Susan, you trust the books you read, I do the same, with a very few exceptions. You want your beliefs to be true, and I want mine, so we read the books we like.
I trust the many books I have read more than I trust your opinions.
I don't understand wanting my beliefs to be true. Never once have I thought that. Can you explain why you want yours to be true?
I want to know WHETHER OR NOT my beliefs are true. It they are true, great; if not, then I find a different belief that's a better fit for reality and still has a shot at being true.
It's for that reason I am FAR more likely to read books which disagree with my POV than I am those that support my beliefs. I already have the belief, so I don't need any more confirmation to convince me; what I need is confidence that the belief is true. I find that by examining the alternative beliefs and the counterarguments to my "best fit" belief.
I've abandoned plenty of beliefs because I came to see they were not true in the ways I needed them to be true.

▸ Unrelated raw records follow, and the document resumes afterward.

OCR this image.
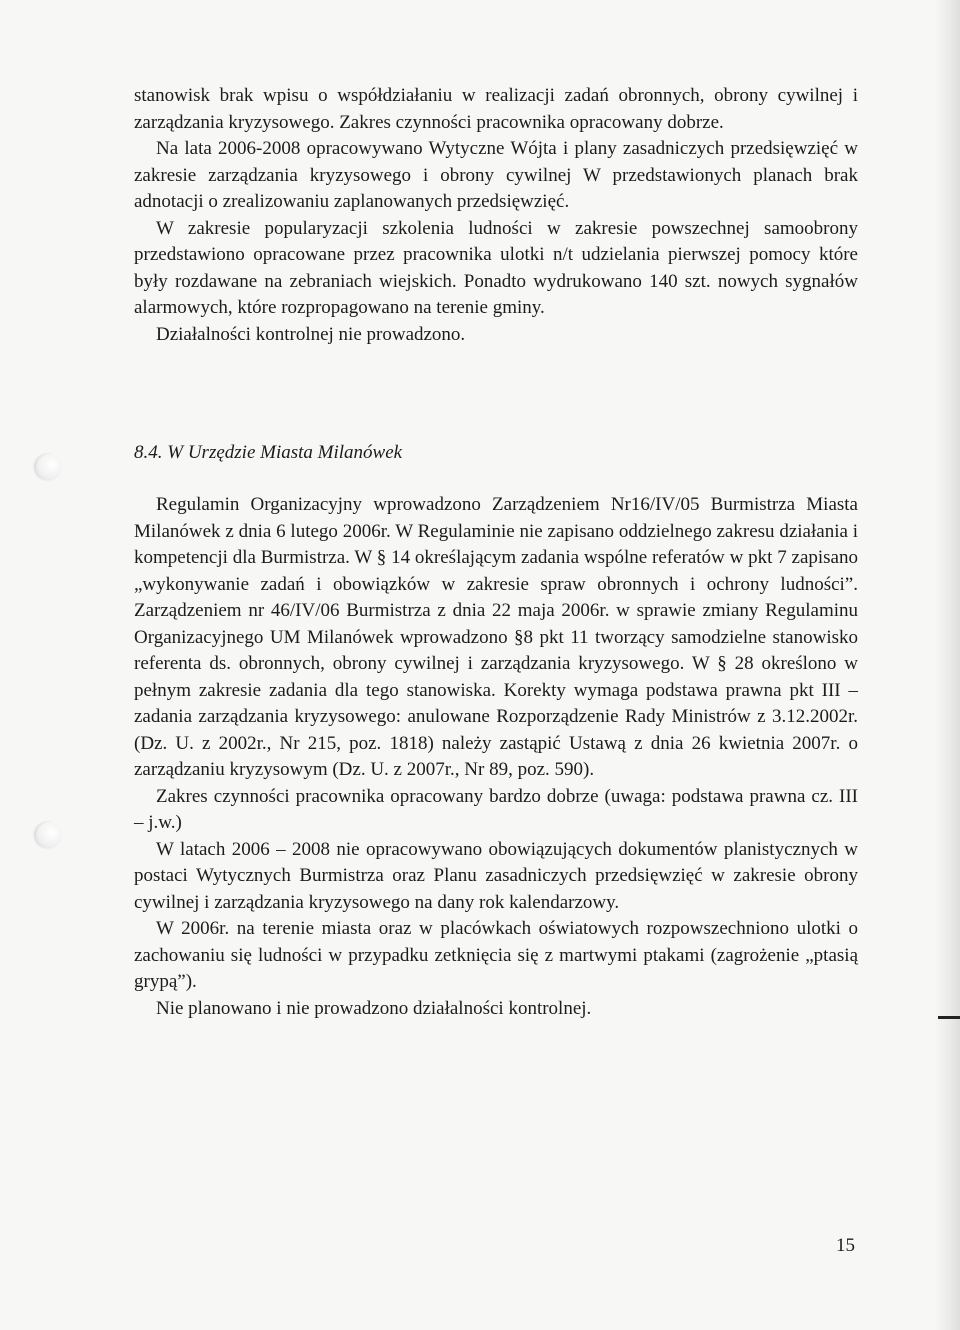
stanowisk brak wpisu o współdziałaniu w realizacji zadań obronnych, obrony cywilnej i zarządzania kryzysowego. Zakres czynności pracownika opracowany dobrze.

Na lata 2006-2008 opracowywano Wytyczne Wójta i plany zasadniczych przedsięwzięć w zakresie zarządzania kryzysowego i obrony cywilnej W przedstawionych planach brak adnotacji o zrealizowaniu zaplanowanych przedsięwzięć.

W zakresie popularyzacji szkolenia ludności w zakresie powszechnej samoobrony przedstawiono opracowane przez pracownika ulotki n/t udzielania pierwszej pomocy które były rozdawane na zebraniach wiejskich. Ponadto wydrukowano 140 szt. nowych sygnałów alarmowych, które rozpropagowano na terenie gminy.

Działalności kontrolnej nie prowadzono.

8.4. W Urzędzie Miasta Milanówek

Regulamin Organizacyjny wprowadzono Zarządzeniem Nr16/IV/05 Burmistrza Miasta Milanówek z dnia 6 lutego 2006r. W Regulaminie nie zapisano oddzielnego zakresu działania i kompetencji dla Burmistrza. W § 14 określającym zadania wspólne referatów w pkt 7 zapisano „wykonywanie zadań i obowiązków w zakresie spraw obronnych i ochrony ludności”. Zarządzeniem nr 46/IV/06 Burmistrza z dnia 22 maja 2006r. w sprawie zmiany Regulaminu Organizacyjnego UM Milanówek wprowadzono §8 pkt 11 tworzący samodzielne stanowisko referenta ds. obronnych, obrony cywilnej i zarządzania kryzysowego. W § 28 określono w pełnym zakresie zadania dla tego stanowiska. Korekty wymaga podstawa prawna pkt III – zadania zarządzania kryzysowego: anulowane Rozporządzenie Rady Ministrów z 3.12.2002r. (Dz. U. z 2002r., Nr 215, poz. 1818) należy zastąpić Ustawą z dnia 26 kwietnia 2007r. o zarządzaniu kryzysowym (Dz. U. z 2007r., Nr 89, poz. 590).

Zakres czynności pracownika opracowany bardzo dobrze (uwaga: podstawa prawna cz. III – j.w.)

W latach 2006 – 2008 nie opracowywano obowiązujących dokumentów planistycznych w postaci Wytycznych Burmistrza oraz Planu zasadniczych przedsięwzięć w zakresie obrony cywilnej i zarządzania kryzysowego na dany rok kalendarzowy.

W 2006r. na terenie miasta oraz w placówkach oświatowych rozpowszechniono ulotki o zachowaniu się ludności w przypadku zetknięcia się z martwymi ptakami (zagrożenie „ptasią grypą”).

Nie planowano i nie prowadzono działalności kontrolnej.

15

Many of those beliefs I really would have prefer not to have abandoned, all things being equal. Catholicism is a big one of those, with all the history with my family and cultural connections dating back thousands of years.
I suspect part of the friction I can generate is because of this mismatch in agenda. I'm wanting to find out whether my beliefs are false so I can abandon them, while other people are wanting and hoping their beliefs are true so they don't have to abandon them. I can definitely see where that can cause problems.